You also got the distinct impression that he now has more on his plate than worrying about a Carling Cup third round trip to the Eastlands Stadium where Sven Goran Eriksson's rebuilt Manchester City await. The tie was duly confirmed today for Tuesday, September 25.
“To be honest with you, it doesn't really concern me – the next few league games, they're the most important thing,” said Grant, with the home clash against Crystal Palace now at the forefront of everyone's mind.
“The one thing I would say is that the one thing you look for in a cup draw is a home game – and we never got that.
“But it's a big challenge against a very good side at this moment in time.
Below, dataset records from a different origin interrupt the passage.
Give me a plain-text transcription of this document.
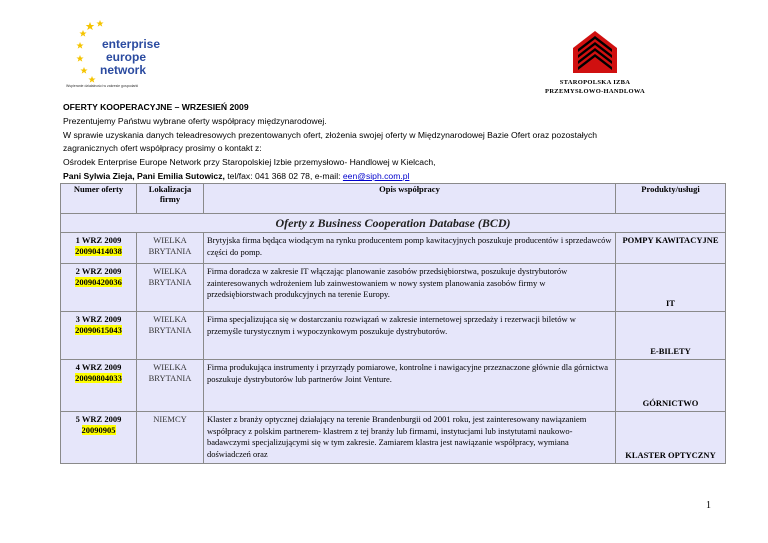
enterprise
europe
network
Wspieranie działalności w zakresie gospodarki	STAROPOLSKA IZBA
PRZEMYSŁOWO-HANDLOWA
OFERTY KOOPERACYJNE – WRZESIEŃ 2009
Prezentujemy Państwu wybrane oferty współpracy międzynarodowej.
W sprawie uzyskania danych teleadresowych prezentowanych ofert, złożenia swojej oferty w Międzynarodowej Bazie Ofert oraz pozostałych
zagranicznych ofert współpracy prosimy o kontakt z:
Ośrodek Enterprise Europe Network przy Staropolskiej Izbie przemysłowo- Handlowej w Kielcach,
Pani Sylwia Zieja, Pani Emilia Sutowicz, tel/fax: 041 368 02 78, e-mail: een@siph.com.pl
Numer oferty	Lokalizacja firmy	Opis współpracy	Produkty/usługi
Oferty z Business Cooperation Database (BCD)			

1 WRZ 2009
20090414038	WIELKA BRYTANIA	Brytyjska firma będąca wiodącym na rynku producentem pomp kawitacyjnych poszukuje producentów i sprzedawców części do pomp.	POMPY KAWITACYJNE

2 WRZ 2009
20090420036	WIELKA BRYTANIA	Firma doradcza w zakresie IT włączając planowanie zasobów przedsiębiorstwa, poszukuje dystrybutorów zainteresowanych wdrożeniem lub zainwestowaniem w nowy system planowania zasobów firmy w przedsiębiorstwach produkcyjnych na terenie Europy.	IT

3 WRZ 2009
20090615043	WIELKA BRYTANIA	Firma specjalizująca się w dostarczaniu rozwiązań w zakresie internetowej sprzedaży i rezerwacji biletów w przemyśle turystycznym i wypoczynkowym poszukuje dystrybutorów.	E-BILETY

4 WRZ 2009
20090804033	WIELKA BRYTANIA	Firma produkująca instrumenty i przyrządy pomiarowe, kontrolne i nawigacyjne przeznaczone głównie dla górnictwa poszukuje dystrybutorów lub partnerów Joint Venture.	GÓRNICTWO

5 WRZ 2009
20090905	NIEMCY	Klaster z branży optycznej działający na terenie Brandenburgii od 2001 roku, jest zainteresowany nawiązaniem współpracy z polskim partnerem- klastrem z tej branży lub firmami, instytucjami lub instytutami naukowo-badawczymi specjalizującymi się w tym zakresie. Zamiarem klastra jest nawiązanie współpracy, wymiana doświadczeń oraz	KLASTER OPTYCZNY
1
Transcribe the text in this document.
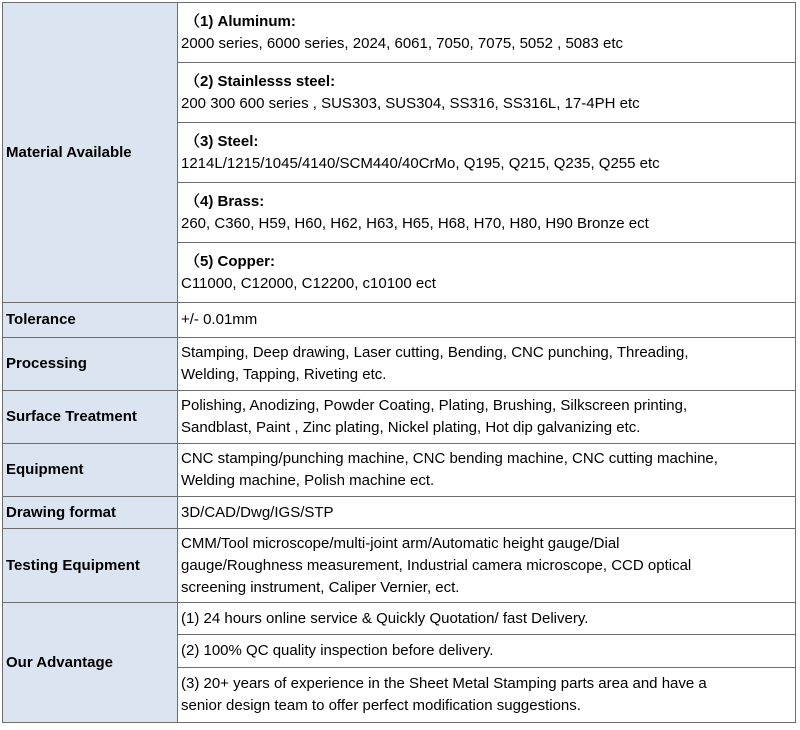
Material Available	（1) Aluminum:
2000 series, 6000 series, 2024, 6061, 7050, 7075, 5052 , 5083 etc

	（2) Stainlesss steel:
200 300 600 series , SUS303, SUS304, SS316, SS316L, 17-4PH etc

	（3) Steel:
1214L/1215/1045/4140/SCM440/40CrMo, Q195, Q215, Q235, Q255 etc

	（4) Brass:
260, C360, H59, H60, H62, H63, H65, H68, H70, H80, H90 Bronze ect

	（5) Copper:
C11000, C12000, C12200, c10100 ect

Tolerance	+/- 0.01mm
Processing	Stamping, Deep drawing, Laser cutting, Bending, CNC punching, Threading,
Welding, Tapping, Riveting etc.

Surface Treatment	Polishing, Anodizing, Powder Coating, Plating, Brushing, Silkscreen printing,
Sandblast, Paint , Zinc plating, Nickel plating, Hot dip galvanizing etc.

Equipment	CNC stamping/punching machine, CNC bending machine, CNC cutting machine,
Welding machine, Polish machine ect.

Drawing format	3D/CAD/Dwg/IGS/STP
Testing Equipment	CMM/Tool microscope/multi-joint arm/Automatic height gauge/Dial
gauge/Roughness measurement, Industrial camera microscope, CCD optical
screening instrument, Caliper Vernier, ect.

Our Advantage	(1) 24 hours online service & Quickly Quotation/ fast Delivery.
	(2) 100% QC quality inspection before delivery.

	(3) 20+ years of experience in the Sheet Metal Stamping parts area and have a
senior design team to offer perfect modification suggestions.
But, as I say, I'm more concerned about getting ourselves sorted out for the next league match.”
In the meantime, the Canaries were keeping FlyBe's service to Edinburgh in business as Irish youngster Kurtis Byrne followed Ryan Jarvis north and joined John Collins' Hibs.
But whereas Jarvis has arrived at Kilmarnock on loan until the New Year, Byrne appears set on a full-time move after the 17-year-old, second year Academy scholar “negotiated his release from the Carrow Road club”, according to tonight's Edinburgh Evening News.
“He's a good quality player with potential and at 6ft tall, he's a good size for a young boy,” said Collins, as Byrne scored a goal in Hibs U19's 3-1 win over Inverness Caledonian Thistle this weekend.
Byrne's father, Paul, was a striker with Celtic – hence the strong Scottish connections of the Dublin-born youngster.
His arrival at Easter Road still comes as a slight surprise given that the teenager was the subject of the 'Academy Interview' in Saturday's match-day programme against Cardiff.
Quizzed as to his hopes for this season after a first year at Colney hit by illness, Byrne said: “I want to get a lot more reserve matches and then earn a professional contract at the end of the year and then, hopefully, push on into the first team,” he told the City programme.
“It gives you hope when you see others making in through,” added the Republic of Ireland Under-17 striker. “You know that if you work hard the rewards are there.”